The upper right is the weakest of the three. I give it one summer of hard kayaking. The strongest is the bottom left as it is molded directly into the hull of the kayaks. the middle two are pretty good, in that they are 'close' to doing what we actually need it to do.
But, I can hear you say 'do what we need it to do? It's a handle, It's for lifting the kayak!' Well, yes and no. These handles are clearly designed for lifting the kayaks. But believe it or not it is not what they are designed to do.
When I worked for the school in Alaska, the first thing we taught students was that to lift your kayak you ignore the handle, and lift the hull of your kayak.
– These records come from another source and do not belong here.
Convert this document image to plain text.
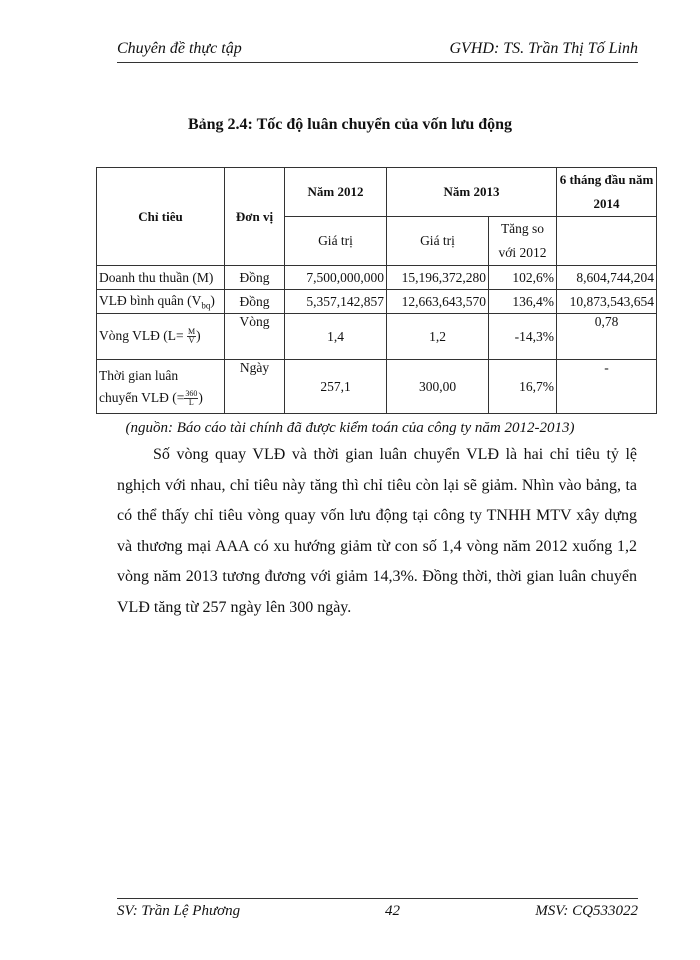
Chuyên đề thực tập	GVHD: TS. Trần Thị Tố Linh
Bảng 2.4: Tốc độ luân chuyển của vốn lưu động
Chỉ tiêu	Đơn vị	Năm 2012	Năm 2013		6 tháng đầu năm 2014
		Giá trị	Giá trị	Tăng so với 2012	
Doanh thu thuần (M)	Đồng	7,500,000,000	15,196,372,280	102,6%	8,604,744,204
VLĐ bình quân $(V_{bq})$	Đồng	5,357,142,857	12,663,643,570	136,4%	10,873,543,654
Vòng VLĐ ($L= \frac{M}{V}$ )	Vòng	1,4	1,2	-14,3%	0,78
Thời gian luân
chuyển VLĐ (= $\frac{360}{L}$ )	Ngày	257,1	300,00	16,7%	-
(nguồn: Báo cáo tài chính đã được kiểm toán của công ty năm 2012-2013)
Số vòng quay VLĐ và thời gian luân chuyển VLĐ là hai chỉ tiêu tỷ lệ nghịch với nhau, chỉ tiêu này tăng thì chỉ tiêu còn lại sẽ giảm. Nhìn vào bảng, ta có thể thấy chỉ tiêu vòng quay vốn lưu động tại công ty TNHH MTV xây dựng và thương mại AAA có xu hướng giảm từ con số 1,4 vòng năm 2012 xuống 1,2 vòng năm 2013 tương đương với giảm 14,3%. Đồng thời, thời gian luân chuyển VLĐ tăng từ 257 ngày lên 300 ngày.
SV: Trần Lệ Phương	42	MSV: CQ533022
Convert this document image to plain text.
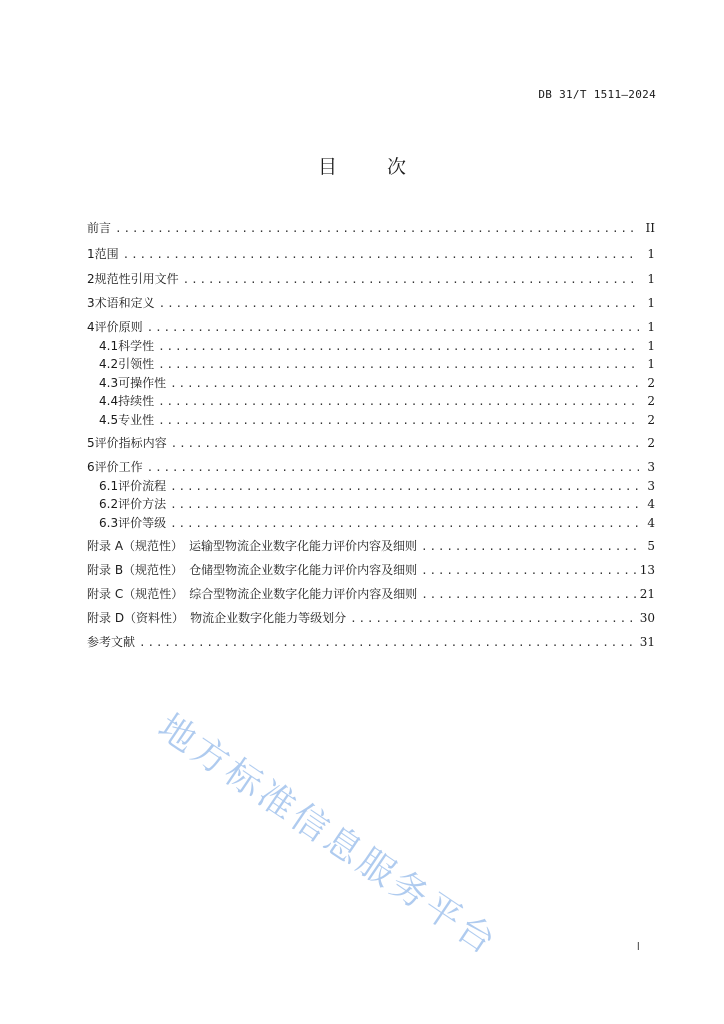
DB 31/T 1511—2024
目	次
前言 .....	II
1 范围 .....	1
2 规范性引用文件 .....	1
3 术语和定义 .....	1
4 评价原则 .....	1
4.1 科学性 .....	1
4.2 引领性 .....	1
4.3 可操作性 .....	2
4.4 持续性 .....	2
4.5 专业性 .....	2
5 评价指标内容 .....	2
6 评价工作 .....	3
6.1 评价流程 .....	3
6.2 评价方法 .....	4
6.3 评价等级 .....	4
附录 A（规范性） 运输型物流企业数字化能力评价内容及细则 .....	5
附录 B（规范性） 仓储型物流企业数字化能力评价内容及细则 .....	13
附录 C（规范性） 综合型物流企业数字化能力评价内容及细则 .....	21
附录 D（资料性） 物流企业数字化能力等级划分 .....	30
参考文献 .....	31
地方标准信息服务平台	I
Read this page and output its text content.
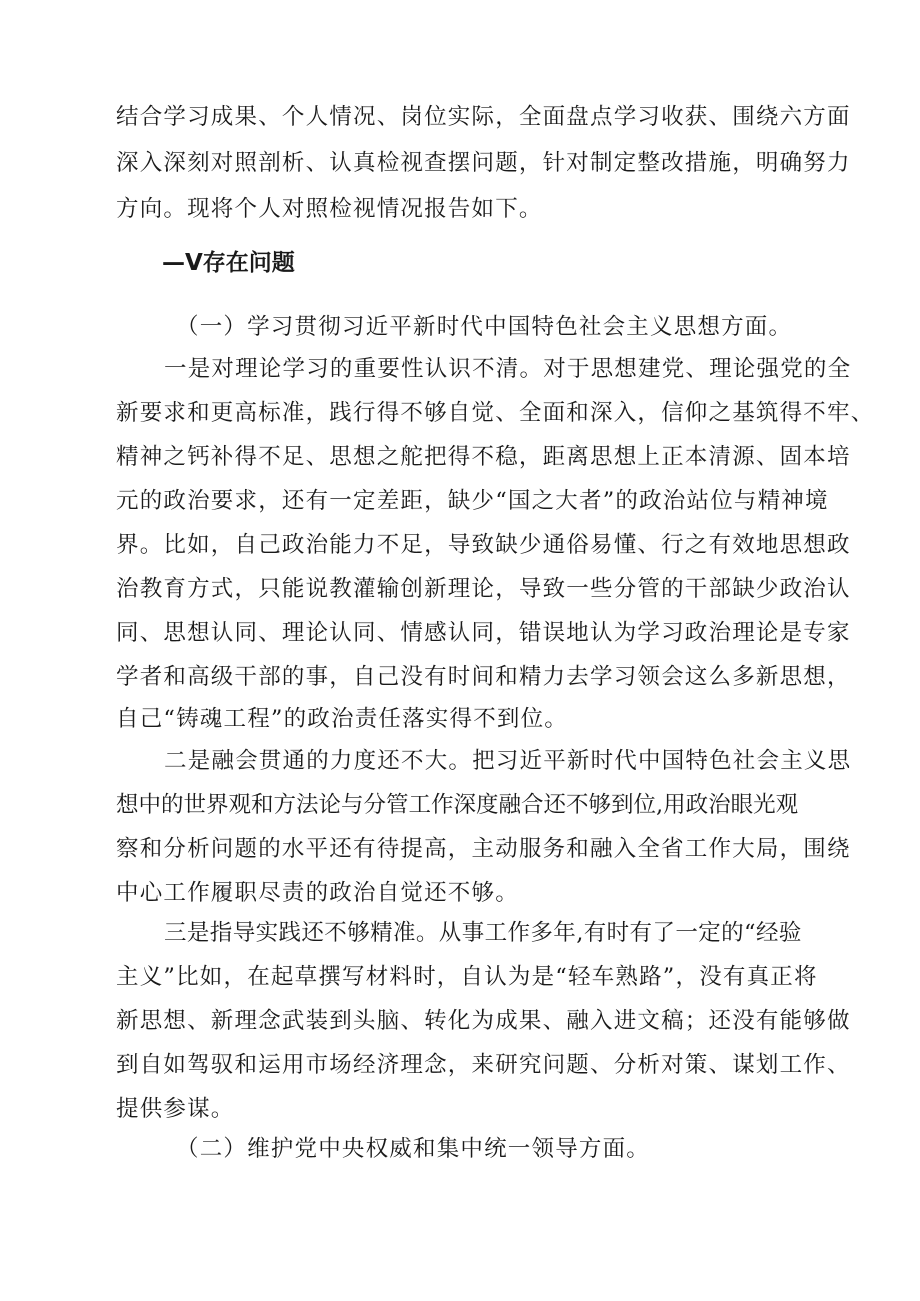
结合学习成果、个人情况、岗位实际，全面盘点学习收获、围绕六方面
深入深刻对照剖析、认真检视查摆问题，针对制定整改措施，明确努力
方向。现将个人对照检视情况报告如下。
—V存在问题
（一）学习贯彻习近平新时代中国特色社会主义思想方面。
一是对理论学习的重要性认识不清。对于思想建党、理论强党的全
新要求和更高标准，践行得不够自觉、全面和深入，信仰之基筑得不牢、
精神之钙补得不足、思想之舵把得不稳，距离思想上正本清源、固本培
元的政治要求，还有一定差距，缺少“国之大者”的政治站位与精神境
界。比如，自己政治能力不足，导致缺少通俗易懂、行之有效地思想政
治教育方式，只能说教灌输创新理论，导致一些分管的干部缺少政治认
同、思想认同、理论认同、情感认同，错误地认为学习政治理论是专家
学者和高级干部的事，自己没有时间和精力去学习领会这么多新思想，
自己“铸魂工程”的政治责任落实得不到位。
二是融会贯通的力度还不大。把习近平新时代中国特色社会主义思
想中的世界观和方法论与分管工作深度融合还不够到位,用政治眼光观
察和分析问题的水平还有待提高，主动服务和融入全省工作大局，围绕
中心工作履职尽责的政治自觉还不够。
三是指导实践还不够精准。从事工作多年,有时有了一定的“经验
主义”比如，在起草撰写材料时，自认为是“轻车熟路”，没有真正将
新思想、新理念武装到头脑、转化为成果、融入进文稿；还没有能够做
到自如驾驭和运用市场经济理念，来研究问题、分析对策、谋划工作、
提供参谋。
（二）维护党中央权威和集中统一领导方面。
In part this was because so many students moving through the school created a lot of wear and tear on the kayaks, But the bigger reason was handles aren't for lifting.
I do lift my kayak by the handle, but usually just to get it off the ground, and then I grasp the hull. When lifting someone else's boat - or helping someone with their boat - I follow their lead and lift their kayak the way they do.
So what is the handle for? Well, handles like these are designed as handles. But originally these handles weren't called handles at all, they were called swimmer toggles. they were designed to be long handles that could swing free of the bow or stern if you were rendering aid to a kayaker in the water.
Look at how the handle hangs on the bow and stern of this Nigel Denis Explorer. In my opinion they could even be a little longer to keep the swimmer a bit more of a distance away from the kayak. The handle can spin in any direction. Think about holding onto that while in the water, with both you and the kayak moving in rough seas. Now think about doing that with one of the short or molded handles at the top of this page.
If you paddle a lot and you lift by the handle you will eventually see the handle or webbing begin to wear.
It is always possible to replace the handle when it becomes worn but I actually think it is easier to lift the kayak by the hull.